Malgré le soutien unanime de la gauche, la proposition a échoué avec 352 non contre 264 oui et 30 abstentions, car elle a été boycottée par la droite critique envers l’UE. Toutefois, l’auteure de la recommandation initiale hostile aux mesures d’accompagnement, Tiziana Beghin, a approuvé cette proposition de modification ! Une seconde proposition des Verts visant à supprimer purement et simplement le paragraphe de la recommandation critiquant les mesures d’accompagnement a aussi échoué, de façon plus serrée, avec 330 non contre 302 oui.

Le projet de recommandation déposé initialement a été soumis au vote final. Une nette majorité des députés progressistes (tous les Verts, la gauche et une partie des socialistes) l’ont refusé. La recommandation n’a même pas obtenu les deux tiers des voix (393 oui, 132 non, 81 abstentions), après que les commissions consultatives aient voté pour à 80%.
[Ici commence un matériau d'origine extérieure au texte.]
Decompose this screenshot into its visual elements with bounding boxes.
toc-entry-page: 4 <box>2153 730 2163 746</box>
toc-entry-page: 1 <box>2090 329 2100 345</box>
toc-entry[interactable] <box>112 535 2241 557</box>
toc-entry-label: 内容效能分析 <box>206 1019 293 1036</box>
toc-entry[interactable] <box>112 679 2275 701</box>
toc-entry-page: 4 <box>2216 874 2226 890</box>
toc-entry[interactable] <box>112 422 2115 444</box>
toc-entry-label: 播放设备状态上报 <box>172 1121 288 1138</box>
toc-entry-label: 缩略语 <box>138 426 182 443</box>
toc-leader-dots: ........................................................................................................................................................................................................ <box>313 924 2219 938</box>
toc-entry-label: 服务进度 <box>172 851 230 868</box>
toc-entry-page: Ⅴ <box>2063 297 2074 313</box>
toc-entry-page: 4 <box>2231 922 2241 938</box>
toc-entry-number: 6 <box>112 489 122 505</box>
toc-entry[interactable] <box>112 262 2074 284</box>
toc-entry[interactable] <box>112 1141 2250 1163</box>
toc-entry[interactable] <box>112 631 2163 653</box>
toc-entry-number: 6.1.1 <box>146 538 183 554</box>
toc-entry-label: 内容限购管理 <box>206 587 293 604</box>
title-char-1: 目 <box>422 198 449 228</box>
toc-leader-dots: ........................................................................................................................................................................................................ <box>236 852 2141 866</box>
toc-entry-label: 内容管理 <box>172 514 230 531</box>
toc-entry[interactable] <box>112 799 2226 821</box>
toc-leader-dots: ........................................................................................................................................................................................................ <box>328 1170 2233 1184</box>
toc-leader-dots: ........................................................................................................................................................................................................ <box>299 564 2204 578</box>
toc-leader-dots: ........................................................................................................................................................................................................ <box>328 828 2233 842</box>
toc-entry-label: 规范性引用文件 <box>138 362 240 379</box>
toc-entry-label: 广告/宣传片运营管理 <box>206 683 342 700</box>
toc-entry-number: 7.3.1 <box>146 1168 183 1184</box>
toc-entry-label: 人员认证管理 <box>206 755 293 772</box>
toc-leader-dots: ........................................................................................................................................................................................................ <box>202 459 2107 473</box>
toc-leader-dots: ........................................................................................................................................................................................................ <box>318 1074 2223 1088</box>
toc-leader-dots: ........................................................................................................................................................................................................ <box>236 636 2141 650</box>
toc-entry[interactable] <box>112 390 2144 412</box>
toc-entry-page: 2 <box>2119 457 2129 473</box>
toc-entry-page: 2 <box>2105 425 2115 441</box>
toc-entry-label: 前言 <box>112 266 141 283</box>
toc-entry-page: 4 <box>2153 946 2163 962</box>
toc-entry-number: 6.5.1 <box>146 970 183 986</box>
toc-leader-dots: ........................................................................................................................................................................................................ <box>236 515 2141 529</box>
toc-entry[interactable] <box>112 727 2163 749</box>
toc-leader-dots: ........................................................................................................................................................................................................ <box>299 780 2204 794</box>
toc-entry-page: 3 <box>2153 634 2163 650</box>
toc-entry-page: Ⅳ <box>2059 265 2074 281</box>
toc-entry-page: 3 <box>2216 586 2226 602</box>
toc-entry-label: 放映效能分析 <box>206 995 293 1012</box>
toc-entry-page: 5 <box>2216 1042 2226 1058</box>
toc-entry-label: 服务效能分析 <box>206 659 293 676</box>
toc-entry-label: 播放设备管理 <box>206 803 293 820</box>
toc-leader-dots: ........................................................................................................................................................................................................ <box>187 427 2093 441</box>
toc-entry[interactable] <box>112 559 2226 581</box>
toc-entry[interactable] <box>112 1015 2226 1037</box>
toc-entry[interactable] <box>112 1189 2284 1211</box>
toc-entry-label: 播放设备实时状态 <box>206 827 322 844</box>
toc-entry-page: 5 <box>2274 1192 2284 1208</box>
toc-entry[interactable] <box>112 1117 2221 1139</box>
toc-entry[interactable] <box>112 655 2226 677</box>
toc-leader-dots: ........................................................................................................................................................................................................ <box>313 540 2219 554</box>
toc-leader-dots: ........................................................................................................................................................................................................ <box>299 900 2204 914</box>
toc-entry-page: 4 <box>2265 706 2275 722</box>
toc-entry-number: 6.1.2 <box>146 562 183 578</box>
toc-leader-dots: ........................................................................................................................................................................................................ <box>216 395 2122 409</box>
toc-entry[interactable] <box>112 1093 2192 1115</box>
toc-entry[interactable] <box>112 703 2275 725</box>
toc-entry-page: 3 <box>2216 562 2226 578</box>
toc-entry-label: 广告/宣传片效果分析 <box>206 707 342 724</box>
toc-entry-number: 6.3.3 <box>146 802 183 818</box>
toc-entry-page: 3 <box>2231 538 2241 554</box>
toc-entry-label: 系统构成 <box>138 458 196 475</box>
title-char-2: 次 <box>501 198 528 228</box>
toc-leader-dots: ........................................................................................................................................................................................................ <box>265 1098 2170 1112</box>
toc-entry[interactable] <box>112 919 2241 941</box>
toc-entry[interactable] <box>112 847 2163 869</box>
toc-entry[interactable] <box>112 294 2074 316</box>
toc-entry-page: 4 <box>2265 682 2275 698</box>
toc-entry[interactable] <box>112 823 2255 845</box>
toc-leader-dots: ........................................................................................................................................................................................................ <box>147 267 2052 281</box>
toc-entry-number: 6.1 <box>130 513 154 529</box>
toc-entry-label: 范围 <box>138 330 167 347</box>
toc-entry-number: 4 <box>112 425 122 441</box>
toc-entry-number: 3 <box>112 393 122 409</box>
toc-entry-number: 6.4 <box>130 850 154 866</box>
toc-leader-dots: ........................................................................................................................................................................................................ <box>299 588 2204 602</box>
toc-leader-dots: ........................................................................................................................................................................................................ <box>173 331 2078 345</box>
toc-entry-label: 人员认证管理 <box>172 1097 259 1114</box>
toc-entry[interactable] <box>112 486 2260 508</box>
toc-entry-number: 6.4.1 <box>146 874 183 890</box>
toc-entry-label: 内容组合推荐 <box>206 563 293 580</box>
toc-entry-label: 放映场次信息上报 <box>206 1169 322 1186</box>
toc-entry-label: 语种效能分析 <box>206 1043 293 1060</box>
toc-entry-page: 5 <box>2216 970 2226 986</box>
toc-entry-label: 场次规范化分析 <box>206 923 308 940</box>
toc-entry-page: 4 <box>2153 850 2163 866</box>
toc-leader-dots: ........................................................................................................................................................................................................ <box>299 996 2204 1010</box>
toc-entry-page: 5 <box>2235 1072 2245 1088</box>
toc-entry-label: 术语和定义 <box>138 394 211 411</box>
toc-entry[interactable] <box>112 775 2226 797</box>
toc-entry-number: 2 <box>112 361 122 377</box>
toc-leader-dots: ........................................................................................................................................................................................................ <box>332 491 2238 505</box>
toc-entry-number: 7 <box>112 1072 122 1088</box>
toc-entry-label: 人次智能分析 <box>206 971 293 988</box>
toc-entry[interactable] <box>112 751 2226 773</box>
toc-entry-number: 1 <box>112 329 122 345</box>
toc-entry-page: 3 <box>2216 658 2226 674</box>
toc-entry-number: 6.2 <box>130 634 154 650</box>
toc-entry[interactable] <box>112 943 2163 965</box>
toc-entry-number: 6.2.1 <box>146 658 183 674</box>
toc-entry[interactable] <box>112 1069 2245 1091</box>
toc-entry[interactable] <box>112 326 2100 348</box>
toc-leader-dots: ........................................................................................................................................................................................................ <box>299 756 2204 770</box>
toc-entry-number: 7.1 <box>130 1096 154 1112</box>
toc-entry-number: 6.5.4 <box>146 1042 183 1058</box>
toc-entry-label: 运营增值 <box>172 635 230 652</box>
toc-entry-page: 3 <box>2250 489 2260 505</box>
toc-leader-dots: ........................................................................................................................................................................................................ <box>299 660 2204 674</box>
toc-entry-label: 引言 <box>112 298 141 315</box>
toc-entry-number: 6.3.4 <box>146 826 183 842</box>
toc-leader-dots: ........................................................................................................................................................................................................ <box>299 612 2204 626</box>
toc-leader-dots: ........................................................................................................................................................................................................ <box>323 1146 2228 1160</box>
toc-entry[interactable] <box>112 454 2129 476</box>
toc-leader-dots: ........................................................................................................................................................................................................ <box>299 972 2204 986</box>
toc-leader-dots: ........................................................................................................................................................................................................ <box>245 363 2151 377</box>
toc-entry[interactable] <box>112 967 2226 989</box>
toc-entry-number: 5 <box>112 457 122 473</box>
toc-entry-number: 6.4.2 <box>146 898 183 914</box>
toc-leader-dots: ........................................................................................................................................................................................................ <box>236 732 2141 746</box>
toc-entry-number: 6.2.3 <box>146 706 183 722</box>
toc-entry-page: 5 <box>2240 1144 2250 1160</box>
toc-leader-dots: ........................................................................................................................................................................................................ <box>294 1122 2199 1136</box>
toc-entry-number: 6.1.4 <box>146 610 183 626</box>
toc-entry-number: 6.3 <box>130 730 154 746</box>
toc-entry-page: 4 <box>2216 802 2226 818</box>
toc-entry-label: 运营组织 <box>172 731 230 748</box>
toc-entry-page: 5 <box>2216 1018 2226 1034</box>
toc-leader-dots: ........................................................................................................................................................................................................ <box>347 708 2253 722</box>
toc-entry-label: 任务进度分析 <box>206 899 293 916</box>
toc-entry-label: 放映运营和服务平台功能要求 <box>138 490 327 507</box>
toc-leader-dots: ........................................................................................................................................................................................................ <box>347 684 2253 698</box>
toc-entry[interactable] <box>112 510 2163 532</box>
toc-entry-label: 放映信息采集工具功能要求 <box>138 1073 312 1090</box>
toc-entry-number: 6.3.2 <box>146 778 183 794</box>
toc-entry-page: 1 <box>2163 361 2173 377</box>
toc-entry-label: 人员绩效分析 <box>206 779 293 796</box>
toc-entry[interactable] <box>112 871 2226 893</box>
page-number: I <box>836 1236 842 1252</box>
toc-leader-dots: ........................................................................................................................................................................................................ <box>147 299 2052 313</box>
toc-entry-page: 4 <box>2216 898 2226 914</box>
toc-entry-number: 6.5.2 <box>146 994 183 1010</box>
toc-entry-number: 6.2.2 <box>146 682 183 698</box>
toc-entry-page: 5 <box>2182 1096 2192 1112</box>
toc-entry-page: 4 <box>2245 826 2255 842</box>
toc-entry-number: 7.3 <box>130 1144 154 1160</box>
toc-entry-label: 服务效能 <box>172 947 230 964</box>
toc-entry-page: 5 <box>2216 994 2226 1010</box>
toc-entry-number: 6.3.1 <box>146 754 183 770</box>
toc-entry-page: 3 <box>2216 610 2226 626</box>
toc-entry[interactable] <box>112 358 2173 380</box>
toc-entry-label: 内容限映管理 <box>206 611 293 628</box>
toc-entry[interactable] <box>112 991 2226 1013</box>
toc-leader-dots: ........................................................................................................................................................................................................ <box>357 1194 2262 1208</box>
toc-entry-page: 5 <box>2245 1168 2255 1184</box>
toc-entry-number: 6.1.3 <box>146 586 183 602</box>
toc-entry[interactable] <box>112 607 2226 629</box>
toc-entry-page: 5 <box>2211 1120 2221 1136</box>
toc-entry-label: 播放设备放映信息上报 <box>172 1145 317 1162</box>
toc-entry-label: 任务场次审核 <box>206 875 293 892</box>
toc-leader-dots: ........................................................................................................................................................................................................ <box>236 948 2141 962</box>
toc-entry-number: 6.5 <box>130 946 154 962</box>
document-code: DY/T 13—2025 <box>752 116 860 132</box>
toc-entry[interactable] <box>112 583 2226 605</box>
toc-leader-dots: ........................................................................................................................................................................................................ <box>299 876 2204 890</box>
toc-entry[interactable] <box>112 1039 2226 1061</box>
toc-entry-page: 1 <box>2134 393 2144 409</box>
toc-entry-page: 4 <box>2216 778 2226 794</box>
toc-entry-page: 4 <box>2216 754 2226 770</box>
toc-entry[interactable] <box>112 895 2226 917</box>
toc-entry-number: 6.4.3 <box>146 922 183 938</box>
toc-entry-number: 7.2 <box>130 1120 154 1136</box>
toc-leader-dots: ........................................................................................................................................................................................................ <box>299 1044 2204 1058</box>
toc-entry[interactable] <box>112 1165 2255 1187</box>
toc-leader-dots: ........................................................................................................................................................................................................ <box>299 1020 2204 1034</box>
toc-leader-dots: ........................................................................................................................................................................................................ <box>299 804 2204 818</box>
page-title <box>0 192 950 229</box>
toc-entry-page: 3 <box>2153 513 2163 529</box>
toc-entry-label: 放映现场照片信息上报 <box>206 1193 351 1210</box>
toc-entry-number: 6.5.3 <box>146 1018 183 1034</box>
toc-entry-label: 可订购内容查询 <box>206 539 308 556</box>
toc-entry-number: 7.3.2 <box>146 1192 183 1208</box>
Solidarité internationale contre le néolibéralisme et le national-chauvinisme

Helmut Scholz, responsable de la politique commerciale du groupe de gauche au Parlement européen, a regretté cette décision et critiqué le fait que l’accord-cadre entre l’UE et la Suisse affaiblit la lutte contre le dumping salarial et social dans la Confédération helvétique. Il faut renforcer le principe du «même salaire pour le même travail» dans l’UE, «au lieu de compromettre les concepts pertinents que la Suisse a notamment mis en place. L’accord torpille aussi la directive de l’UE sur les travailleurs détachés, récemment renforcée, avant même son entrée en vigueur.»

Les syndicats continueront à s’opposer à l’actuel projet d’accord-cadre en Suisse. En même temps, nous nous préparons à la campagne de votation décisive contre l’initiative populaire de l’Union démocratique du centre (UDC) visant à supprimer la libre circulation des personnes, qui met en jeu l’ensemble des relations avec l’UE. Dans ce double combat, à la fois contre les néolibéraux et les forces nationales chauvinistes, la solidarité des partis, des syndicats et des mouvements pour une Europe sociale continuent à jouer un rôle clé.

La campagne pour la libre circulation des personnes assortie d’une solide protection des salaires se poursuit

Si le Conseil fédéral suisse paraphe l’accord-cadre, ce dernier ne peut entrer en vigueur que s’il est ratifié par le nouveau Parlement de l’UE qui sera élu en mai. Plus les forces sociales au Parlement européen sont fortes et plus elles peuvent lutter contre le démantèlement des mesures de protection des salaires ainsi que pour le renforcement des droits des salarié-e-s, plus nos chances sont grandes d’obtenir un meilleur accord-cadre qui profite aux salarié-e-s en Suisse, dans toute l’Europe et au-delà.

Unia est non seulement le plus grand syndicat de Suisse, mais aussi la plus grande organisation de migrant-e-s. Plus de la moitié de nos membres ont un passeport étranger, la plupart du temps d’un pays membre de l’UE. Et des dizaines de milliers de citoyennes et citoyens de l’UE sont membres d’autres syndicats de l’Union syndicale suisse. Il est tout à fait dans notre intérêt de renforcer les forces sociales au Parlement européen. Nous appelons donc nos membres à faire usage de leur droit de vote lors des prochaines élections européennes.

Nous souhaitons aussi encourager les membres du Parlement européen actuel et futur ainsi que les représentant-e-s des mouvements sociaux en Europe à signer notre appel «Protégeons les salaires, pas les frontières».